True 15,000 or so people committed suicide by gun, but then there were 30,622 in all, thus about half were *NOT BY GUNS*!

What they don't see is that if guns somehow were magically banned and they all disappeared, that the other '20 percent' would become '100 percent' as killers gravitated to 'other weapons'. Same goes for suicides.

And look at those 39,189 deaths by cars and trucks!!!! My Lord, and it turns out 1,816,000 people were INJURED!
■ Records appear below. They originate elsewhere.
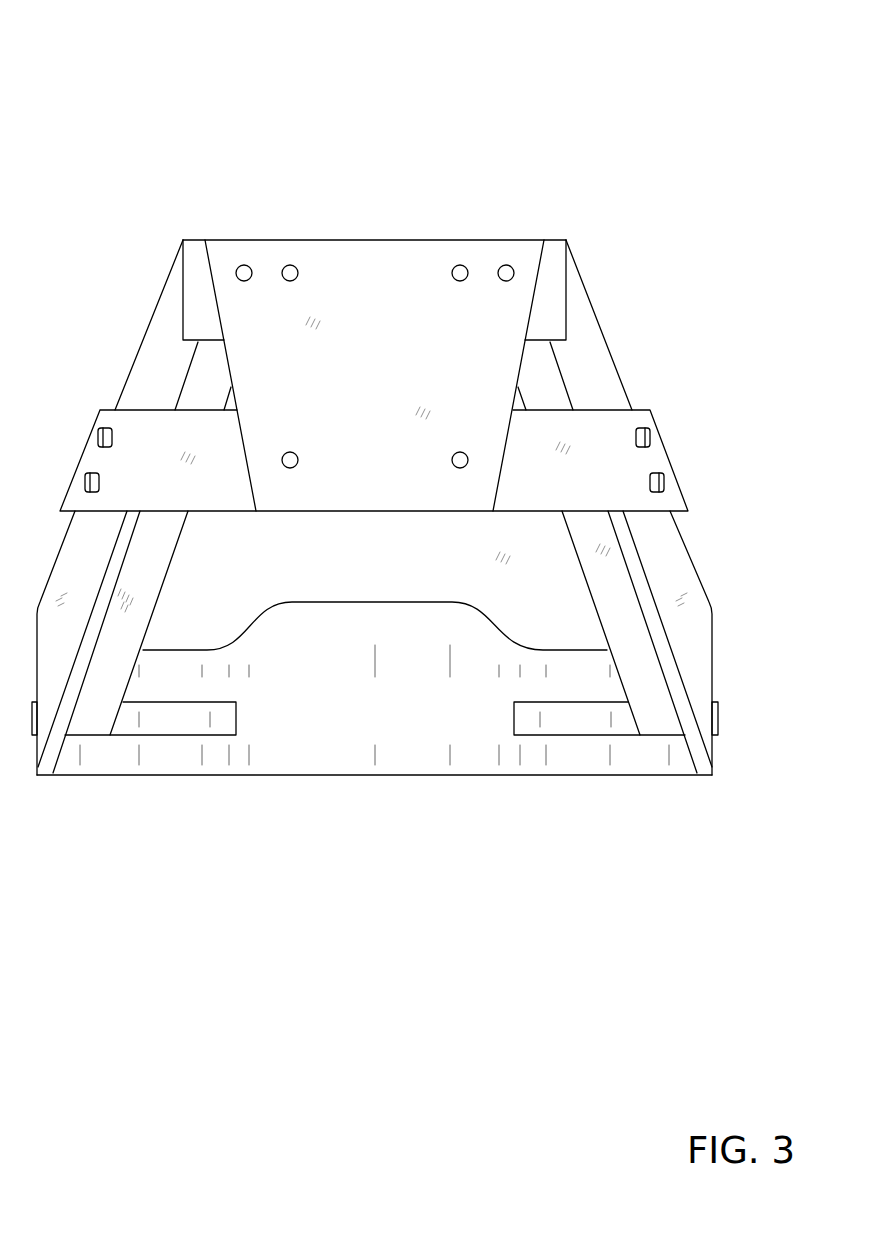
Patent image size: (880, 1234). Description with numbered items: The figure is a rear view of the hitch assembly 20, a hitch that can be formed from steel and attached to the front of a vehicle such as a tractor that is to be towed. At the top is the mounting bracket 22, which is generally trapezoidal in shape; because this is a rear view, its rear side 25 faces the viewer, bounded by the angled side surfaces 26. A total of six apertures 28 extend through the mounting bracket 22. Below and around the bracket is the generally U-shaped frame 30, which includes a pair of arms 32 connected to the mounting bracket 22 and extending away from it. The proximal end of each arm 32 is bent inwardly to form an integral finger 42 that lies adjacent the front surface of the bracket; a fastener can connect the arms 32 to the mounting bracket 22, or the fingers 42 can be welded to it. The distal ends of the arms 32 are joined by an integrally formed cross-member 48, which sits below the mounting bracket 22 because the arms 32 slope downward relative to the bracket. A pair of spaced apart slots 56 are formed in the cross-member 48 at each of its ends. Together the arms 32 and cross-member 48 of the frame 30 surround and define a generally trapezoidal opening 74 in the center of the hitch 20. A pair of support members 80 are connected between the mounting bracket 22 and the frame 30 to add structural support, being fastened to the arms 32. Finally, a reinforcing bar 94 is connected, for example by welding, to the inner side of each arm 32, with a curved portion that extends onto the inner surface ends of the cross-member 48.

The hitch assembly 20 is at (112, 104).
The mounting bracket 22 is at (387, 343).
The rear side 25 is at (387, 289).
The angled side surfaces 26 is at (230, 375).
The apertures 28 is at (290, 265).
The frame 30 is at (718, 572).
The arms 32 is at (617, 357).
The finger 42 is at (545, 293).
The cross-member 48 is at (390, 776).
The slots 56 is at (165, 736).
The opening 74 is at (390, 572).
The support members 80 is at (83, 447).
The reinforcing bar 94 is at (170, 565).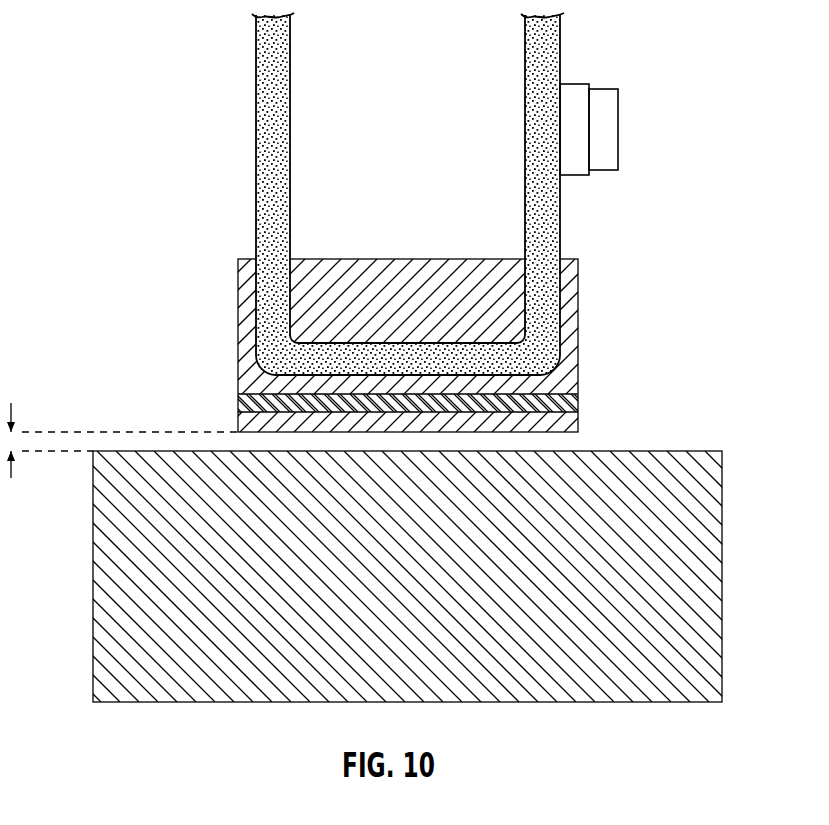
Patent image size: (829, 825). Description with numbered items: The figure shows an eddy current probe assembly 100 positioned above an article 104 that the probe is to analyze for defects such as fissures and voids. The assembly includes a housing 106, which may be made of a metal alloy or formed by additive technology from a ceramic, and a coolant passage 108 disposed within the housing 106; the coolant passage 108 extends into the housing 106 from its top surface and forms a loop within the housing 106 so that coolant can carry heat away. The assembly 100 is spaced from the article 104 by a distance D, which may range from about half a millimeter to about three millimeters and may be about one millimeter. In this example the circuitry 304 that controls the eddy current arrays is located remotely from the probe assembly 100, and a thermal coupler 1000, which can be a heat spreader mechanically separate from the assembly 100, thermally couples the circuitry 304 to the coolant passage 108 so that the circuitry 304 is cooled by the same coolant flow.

The eddy current probe assembly 100 is at (407, 222).
The article 104 is at (711, 559).
The housing 106 is at (472, 278).
The coolant passage 108 is at (562, 207).
The circuitry 304 is at (610, 135).
The thermal coupler 1000 is at (573, 90).
The distance D is at (11, 413).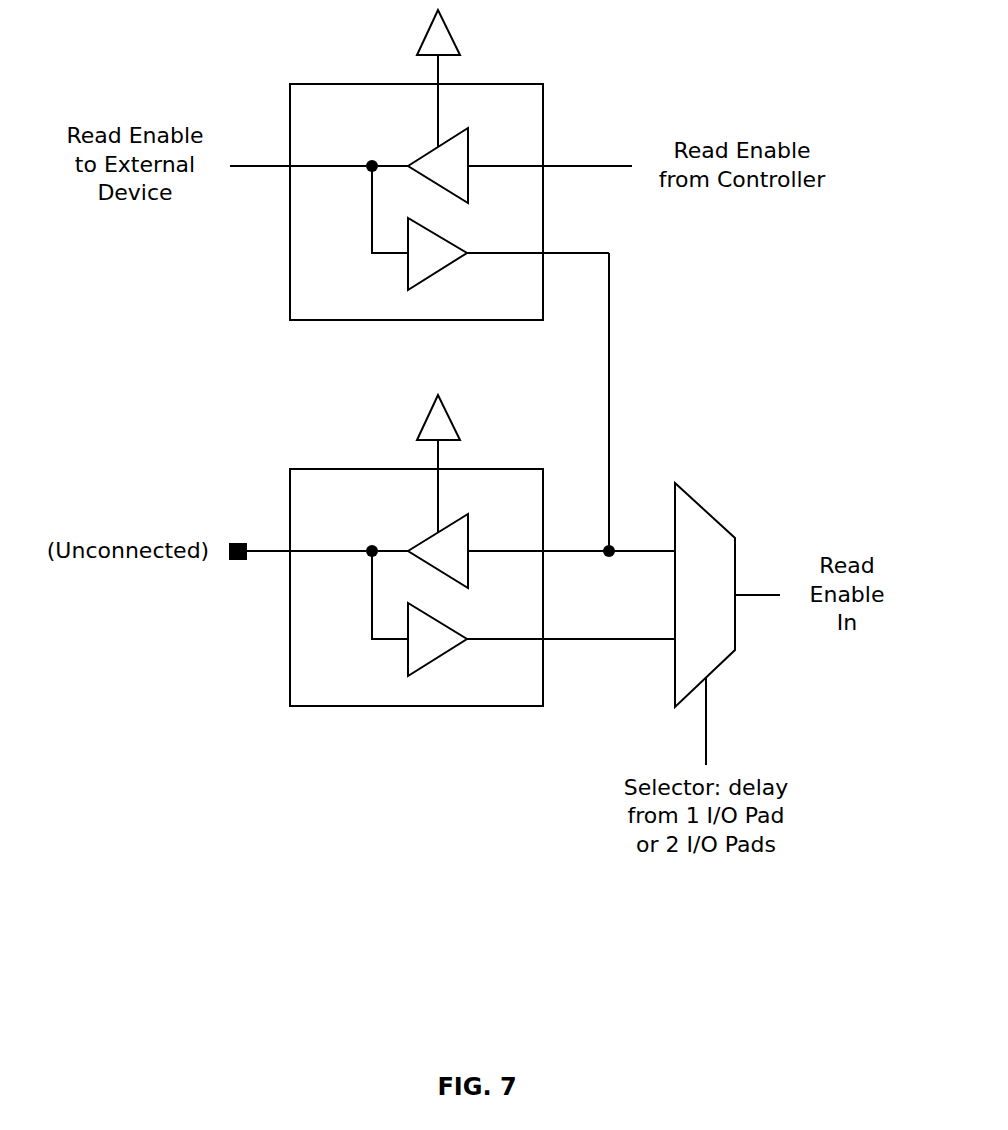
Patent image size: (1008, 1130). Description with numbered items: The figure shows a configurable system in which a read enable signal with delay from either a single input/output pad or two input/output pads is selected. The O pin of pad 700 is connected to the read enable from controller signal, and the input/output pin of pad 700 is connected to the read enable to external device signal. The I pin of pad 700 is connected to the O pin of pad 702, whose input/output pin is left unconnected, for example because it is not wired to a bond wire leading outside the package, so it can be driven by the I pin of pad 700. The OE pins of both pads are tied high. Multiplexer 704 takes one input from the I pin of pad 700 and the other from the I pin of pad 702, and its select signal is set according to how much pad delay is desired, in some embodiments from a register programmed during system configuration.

And California people are worried about guns. Hmm, with over 230 million GUNS, just about as many passenger cars as guns(!!), you see that far fewer are killed with guns than cars.

But that's California.

Deaf


----------



## Andy Moynihan (Dec 12, 2009)

Bruno@MT said:


> That is one of the positive things coming out of hollywood: The 'gangsta' style of holding a handgun  It probably saved many lives...


 
If anyone ever shoots at me , please, please, please let them do it THAT way.


----------



## xfighter88 (Dec 12, 2009)

Badass of the month. no question.


----------



## Deaf Smith (Dec 13, 2009)

Just today they found out the Times Square Shooting guy that the cops killed had his 'Tec-9/Mac-10/UZI' (the press ain't sure cause they know jack about guns) jam. 

It was held 'gangsta' style and the gun jammed after 2 shots.

I just love it when nutjobs watch movies and decide that's the cool way to shoot.


----------